Through a plethora of inputs and outputs, I've gained both appreciation for and skepticism of AI[6]. Some capabilities - reasoning, discovery, creativity - are developing quickly and already proving useful. Some flaws - accuracy, judgement, and empathy to name a few - seem like they are stuck, unlikely to be improved by a bigger training run. Many of the things that our minds are capable of are cultivated through experience, internal state, relationship, and the divine.

The Oracle at Delphi had a title - that of Pythia (a role assumed by many individuals over time, like the Pope)[7]. Pythia - the high Priestess - was the woman charged with dispensing Apollo's wisdom. While accounts of how she worked are scarce and conflicting, this may have involved the inhalation of psychedelic fumes from the earth, the transcription and interpretation of other priestesses and priests, and a variety of cleansing rituals to prepare both the Oracle and supplicant for the truth.

Pythia served as the conduit for something - whether it was fumes, the informational networks of the well informed clergy[8], or the will of Apollo - she was the pipe through which humans conversed with something else, and through that counsel charted the course of human events.

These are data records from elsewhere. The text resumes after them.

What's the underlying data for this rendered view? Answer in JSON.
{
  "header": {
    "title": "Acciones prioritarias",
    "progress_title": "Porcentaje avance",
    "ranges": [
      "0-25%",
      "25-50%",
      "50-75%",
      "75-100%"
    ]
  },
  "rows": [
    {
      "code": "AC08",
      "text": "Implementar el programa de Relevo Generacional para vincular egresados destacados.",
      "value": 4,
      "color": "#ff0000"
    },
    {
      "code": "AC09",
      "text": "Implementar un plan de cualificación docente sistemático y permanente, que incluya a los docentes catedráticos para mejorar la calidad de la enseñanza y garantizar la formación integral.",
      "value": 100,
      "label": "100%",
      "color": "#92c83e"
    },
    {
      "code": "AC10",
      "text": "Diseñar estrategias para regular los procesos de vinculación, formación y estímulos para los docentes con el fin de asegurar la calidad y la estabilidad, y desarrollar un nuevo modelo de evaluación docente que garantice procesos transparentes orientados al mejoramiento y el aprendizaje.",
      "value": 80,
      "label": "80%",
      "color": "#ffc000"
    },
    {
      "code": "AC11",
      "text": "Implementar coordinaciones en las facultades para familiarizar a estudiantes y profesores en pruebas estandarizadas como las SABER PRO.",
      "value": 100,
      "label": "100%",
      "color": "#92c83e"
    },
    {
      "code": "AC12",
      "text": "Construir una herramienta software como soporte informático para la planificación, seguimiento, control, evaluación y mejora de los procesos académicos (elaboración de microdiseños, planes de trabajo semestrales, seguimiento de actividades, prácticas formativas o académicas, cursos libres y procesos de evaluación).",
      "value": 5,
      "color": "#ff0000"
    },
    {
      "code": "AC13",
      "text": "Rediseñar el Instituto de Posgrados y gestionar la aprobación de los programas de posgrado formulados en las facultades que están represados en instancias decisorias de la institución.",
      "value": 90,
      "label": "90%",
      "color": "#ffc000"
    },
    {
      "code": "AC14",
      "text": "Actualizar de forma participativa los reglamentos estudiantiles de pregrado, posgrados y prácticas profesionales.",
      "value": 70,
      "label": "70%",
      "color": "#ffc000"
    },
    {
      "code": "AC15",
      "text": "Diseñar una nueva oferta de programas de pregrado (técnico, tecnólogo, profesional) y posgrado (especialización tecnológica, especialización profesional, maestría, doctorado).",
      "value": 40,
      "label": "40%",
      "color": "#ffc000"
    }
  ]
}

LLMs have intelligence of a different kind. Unlocking their value in contexts that matter to us humans will require deterministic processes that are attuned to their failure modes and peculiarities - software that aims to be a conduit between this alien intelligence, and our human preferences, values, and ambitions.

This is the vision that animates Pythia Software: to build translation between mechanistic capabilities, and human goals.

Our first two projects build infrastructure around LLMs to produce reliability and judgement that their stochastic nature cannot achieve by default.

* In the first, we're using swarms of agents to automate black-box migrations, with Excel as a first target. Excel is the lingua franca of computational modelers in actuary, finance, and the environment, but is often too slow for simulation. Our solution - xplo has used extensive LLM scaffolding to painstakingly reproduce the Excel engine. That's just the start - this infrastructure will eventually generate replacements for deterministic systems of all kinds.

* In the second, we're building software to quantify text against arbitrary human described criteria. LLMs are famously bad at generating numerical grades, but are competent at giving qualitative feedback and answering straightforward questions. Our project, Tally, aims to explore how we can elicit numerical evaluation from LLMs that comports with human judgement, even though these systems think in terms of words, not numbers. Tally is showing early promise in solving problems like scientific reputation, content alignment, and subjective filtration.

AI is young - how it will be scaffolded, factored, and interpreted is still unsettled, and could be profoundly harmful. Technologists have a bad habit of allowing the quirks and contours of technology to drive how it is applied, rather than following and serving the needs of people. Pythia will be different - a conduit through which humans can ask qustions and recieve answers.